Nova decisão do juiz que anulou outra união homoaf

 

Nova decisão do juiz que anulou outra união homoafetiva violou a mutação constitucional

 

O juiz da 1ª Vara de Fazenda Pública de Goiânia anulou novamente um contrato de casal homoafetivo [01].

Este cidadão, por ser juiz, sabe, mas prefere fingir não saber que cabe ao STF, dentre outras coisas zelar pela Constituição Federal – CF/88 (art. 102, I, a, e ,III, a, b e c).

Ao tomar esta decisão, ele, mais uma vez violou a CF/88. Violou não só porque feriu o princípio da Isonomia previsto no art. 5º que estabelece que "todos são iguais perante a lei, sem distinção de qualquer natureza, garantindo-se aos brasileiros e aos estrangeiros detidos no País a inviolabilidade do direito à vida, à liberdade, à igualdade, à segurança jurídica e à propriedade..." (grifamos), violou também a interpretação que devemos ter da Constituição, que já foi definida pelo STF em recente decisão [02].

A Constituição tem como um dos objetivos fundamentais "promover o bem de todos, sem preconceitos de origem, raça, sexo, cor, idade e quaisquer outras formas de discriminação" (art. 3º, IV - grifamos), objetivo este também "esquecido" pelo Magistrado, que, além de rasgar a nossa Lei Maior, tem se mostrado um ingrato, já que deve aos homossexuais os seus "15 minutinhos de fama [03]".

O senhor em questão também errou na sua fundamentação ao dizer que "o Judiciário não pode alterar a Constituição". O judiciário não pode alterar o texto da Constituição (alteração formal), esta sim, somente cabe ao Poder Legislativo, mas alterar a Constituição através da interpretação é uma das funções do Judiciário (alteração informal).

Tal alteração tem o nome de Mutação Constitucional, que nas palavras do professor Luis Roberto Barroso, "é o mecanismo que permite a transformação do sentido e do alcance das normas da Constituição, sem que se opere, no entanto, qualquer modificação no seu texto [04]".

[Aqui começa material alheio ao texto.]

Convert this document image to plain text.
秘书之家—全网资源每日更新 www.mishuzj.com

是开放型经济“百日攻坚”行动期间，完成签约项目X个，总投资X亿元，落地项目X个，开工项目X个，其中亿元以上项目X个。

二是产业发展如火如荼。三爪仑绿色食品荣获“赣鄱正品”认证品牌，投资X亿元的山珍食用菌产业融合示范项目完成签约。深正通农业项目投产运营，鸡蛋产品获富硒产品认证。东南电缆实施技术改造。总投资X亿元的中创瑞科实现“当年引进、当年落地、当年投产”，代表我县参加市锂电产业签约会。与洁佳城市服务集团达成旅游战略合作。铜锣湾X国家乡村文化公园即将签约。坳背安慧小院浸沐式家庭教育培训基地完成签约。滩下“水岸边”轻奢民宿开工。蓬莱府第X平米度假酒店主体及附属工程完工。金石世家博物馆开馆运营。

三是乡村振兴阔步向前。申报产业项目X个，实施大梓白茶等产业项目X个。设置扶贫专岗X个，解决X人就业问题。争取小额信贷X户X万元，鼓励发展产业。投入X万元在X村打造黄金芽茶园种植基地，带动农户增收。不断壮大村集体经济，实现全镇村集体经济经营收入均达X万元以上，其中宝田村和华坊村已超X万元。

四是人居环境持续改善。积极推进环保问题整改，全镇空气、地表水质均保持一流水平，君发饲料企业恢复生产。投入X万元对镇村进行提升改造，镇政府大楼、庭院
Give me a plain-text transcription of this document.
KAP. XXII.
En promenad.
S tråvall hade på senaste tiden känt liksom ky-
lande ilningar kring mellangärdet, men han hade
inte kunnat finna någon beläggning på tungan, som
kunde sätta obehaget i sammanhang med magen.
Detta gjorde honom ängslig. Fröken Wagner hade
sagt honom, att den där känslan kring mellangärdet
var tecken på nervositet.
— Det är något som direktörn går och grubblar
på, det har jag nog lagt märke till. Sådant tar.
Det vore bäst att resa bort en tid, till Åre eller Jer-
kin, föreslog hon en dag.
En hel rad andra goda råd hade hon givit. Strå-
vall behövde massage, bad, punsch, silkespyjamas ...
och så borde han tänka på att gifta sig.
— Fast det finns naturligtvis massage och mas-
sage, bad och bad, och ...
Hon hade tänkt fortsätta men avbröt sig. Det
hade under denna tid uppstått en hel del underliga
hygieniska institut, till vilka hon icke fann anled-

A Mutação Constitucional permite que a Constituição se adapte às novas realidades sociais, e estas não podem ser desprezadas pelo Direito. Entretanto só é possível o Judiciário utilizar-se de tal instituito se a norma admitir tal interpretação, ou seja, a Mutação Constitucional tem como limite a redação do texto da própria Constituição e, não sendo este possível de se interpretar sem a sua alteração, a mutação em questão será inconstitucional, e chegará o momento da Constituição sofrer uma alteração formal, esta sim, repita-se, somente permitida ao Poder Legislativo, que o fará através da Emendas Constitucionais ou, em casos mais extremos com uma nova Constituição [05].

Para quem não sabe, o juiz é Pastor de uma Igreja Evangélica e admitiu que sua fé o influenciou na decisão, dizendo que "Constituição foi escrita sob a proteção de Deus", fazendo uma referência ao preâmbulo (único texto constitucional que não tem força normativa) [06] e que "família é aquele núcleo capaz e gerar prole (filhos)", mesmo não havendo qualquer disposição legal neste sentido. Há sim, no nosso ordenamento, talvez o mais recente, um conceito de família que aceita a hipótese de um casal homoafetivo ser considerado família [07].

Este conceito de família que o juiz apresentou então, não protegeria o casal heterossexual que tivesse um de seus membros estéril, pois este núcleo não seria capaz de gerar prole.

Voltando a questão da fé do juiz e sem querer polemizar (já que não é o objetivo) a Bíblia diz em Matheus 22:21 que Jesus disse: "daí a Cezar o que é de Cezar e a Deus o que é de Deus", ensiando que devemos cumprir com nossas obrigações de cidadãos e por isso membros de uma sociedade. Ao violar a Constituição, o juiz também violou a sua própria doutrina, já que desrespeitou a decisão no STF e nossa Lei Maior. Se o juiz não concorda com a posição do Supremo (e tem todo o direito) deveria dizer na sentença que homologaria a união homoafetiva pelo fato da questão já ter sido decidida, mas que não concorda com ela.

A postura tomada pelo magistrado contribiu para o abarrotamento do Judiciário, com a insegurança jurídica e com o descrédito da justiça perante o cidadão.

Deus é tão bom que é capaz de perdoar até esta atitude, tomada por uma pessoa não soube separar a Igreja do Estado (a história nos mostra o quanto foi nocivo para a sociedade, a interseção de ambos), e que uma pessoa estudada e culta, deveria ser a primeira a zelar pelo cumprimento do nosso ordenamento jurídico (sobretudo sendo juiz) para promover o que Jesus sempre defendeu, o livre arbítrio das pessoas. Resta agora aguardar uma posição do CNJ para evitar episódios lamentáveis como este.